One of the highlights for me was seeing Ms. Chen's earthy modern piece, Whirlwind, inspired by her journey on the Silk Road. It opens with six dancers standing still on stage, very subtly swaying forward and backward on the breeze. In this section, and throughout the piece, Ms. Chen used groups moving in unison, save for one dancer. These formations seemed to embody the phenomenon of the whirlwind, which she described in the program as coming from different directions. In the opening section, the dancers' mostly remain in their spots, but they execute beautiful adagio movement with the upper body and the plie, creating the atmospheres of a coming storm. As the dance builds, influences of various cultures can be appear. The energy of the wind can be felt in contractions and sighing movement. I loved the section danced by the men, locked onto one another's arms in a circle and swaying together in a way that seemed ancient and ritualistic. Great original movement in this dance and beautiful artistic execution by the dancers.

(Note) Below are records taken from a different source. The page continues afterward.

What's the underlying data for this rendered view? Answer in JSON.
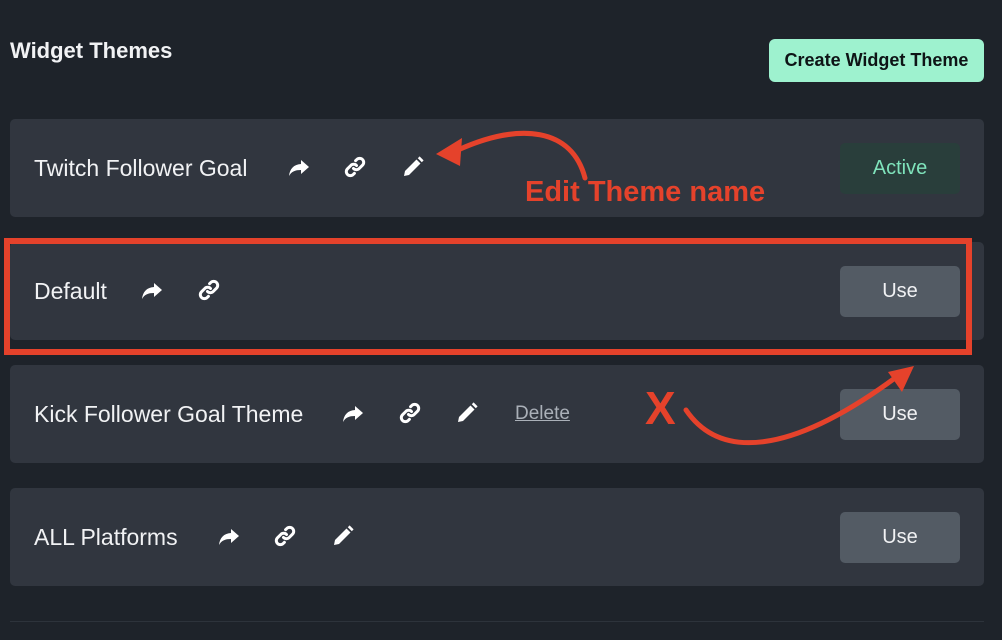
{
  "header": {
    "title": "Widget Themes",
    "create_button_label": "Create Widget Theme"
  },
  "themes": [
    {
      "name": "Twitch Follower Goal",
      "button_label": "Active",
      "has_edit": true,
      "has_delete": false
    },
    {
      "name": "Default",
      "button_label": "Use",
      "has_edit": false,
      "has_delete": false
    },
    {
      "name": "Kick Follower Goal Theme",
      "button_label": "Use",
      "has_edit": true,
      "has_delete": true,
      "delete_label": "Delete"
    },
    {
      "name": "ALL Platforms",
      "button_label": "Use",
      "has_edit": true,
      "has_delete": false
    }
  ],
  "annotations": {
    "edit_theme_text": "Edit Theme name",
    "x_mark": "X",
    "color": "#e5422b"
  },
  "icons": [
    "share-icon",
    "link-icon",
    "pencil-icon"
  ],
  "colors": {
    "background": "#1e232a",
    "row": "#31363f",
    "accent_button": "#9ef2cf",
    "active_button_bg": "#293e3b",
    "active_button_text": "#7fe3bb",
    "use_button": "#535b64"
  }
}
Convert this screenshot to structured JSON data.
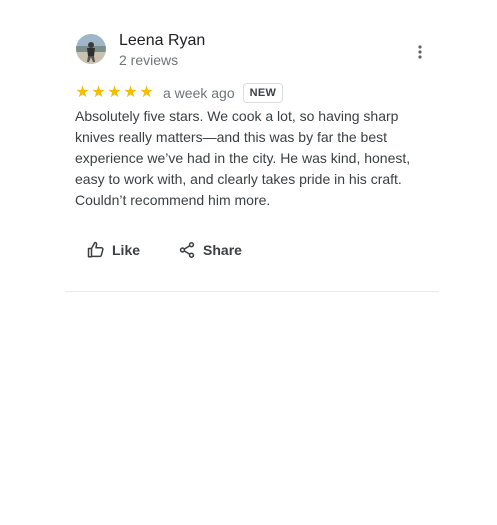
{
  "review": {
    "author": {
      "name": "Leena Ryan",
      "review_count": "2 reviews",
      "avatar_icon": "user-avatar-photo"
    },
    "rating": 5,
    "stars": [
      "★",
      "★",
      "★",
      "★",
      "★"
    ],
    "time": "a week ago",
    "badge": "NEW",
    "text": "Absolutely five stars. We cook a lot, so having sharp knives really matters—and this was by far the best experience we’ve had in the city. He was kind, honest, easy to work with, and clearly takes pride in his craft. Couldn’t recommend him more.",
    "actions": {
      "like_label": "Like",
      "share_label": "Share"
    },
    "colors": {
      "star": "#fbbc04",
      "text": "#3c4043",
      "muted": "#70757a",
      "divider": "#e8eaed"
    },
    "icons": {
      "more": "more-vert-icon",
      "like": "thumb-up-icon",
      "share": "share-icon"
    }
  }
}
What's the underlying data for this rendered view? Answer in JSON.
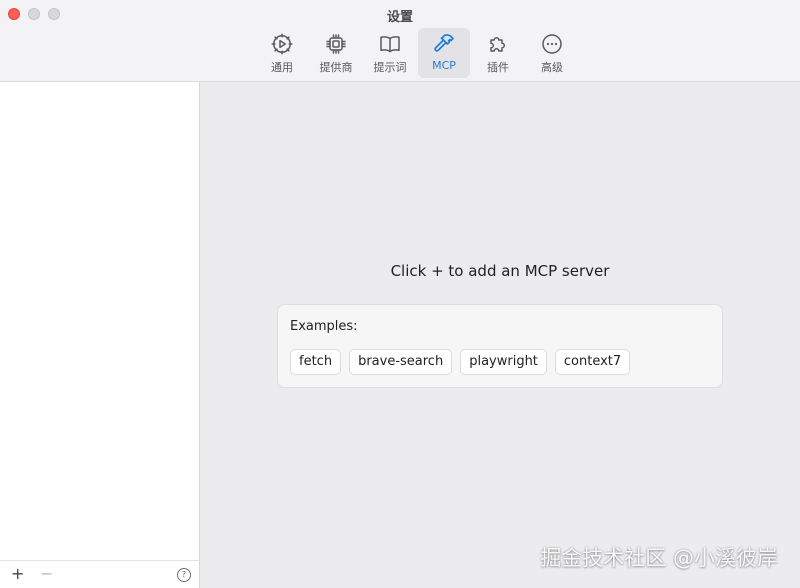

Min Zhou shone in the traditional Peacock Dance from her charming staccato birdlike gestures, shuddering shoulders and expressive movement of the upper body, to her lovely transitions into slow and controlled adagio phrases. She held her arm above her head, her hand shaped like the head of a peacock, her floor length skirt draped to resemble its plumage.
The program closed with Chen's traditional piece, Festival, a spectacle of cartwheels, barrel turns, colorful ribbons, and flags, complete with a dragon dance in which the dragon takes a spin around the audience. The piece was great fun and a fitting close to a beautiful program.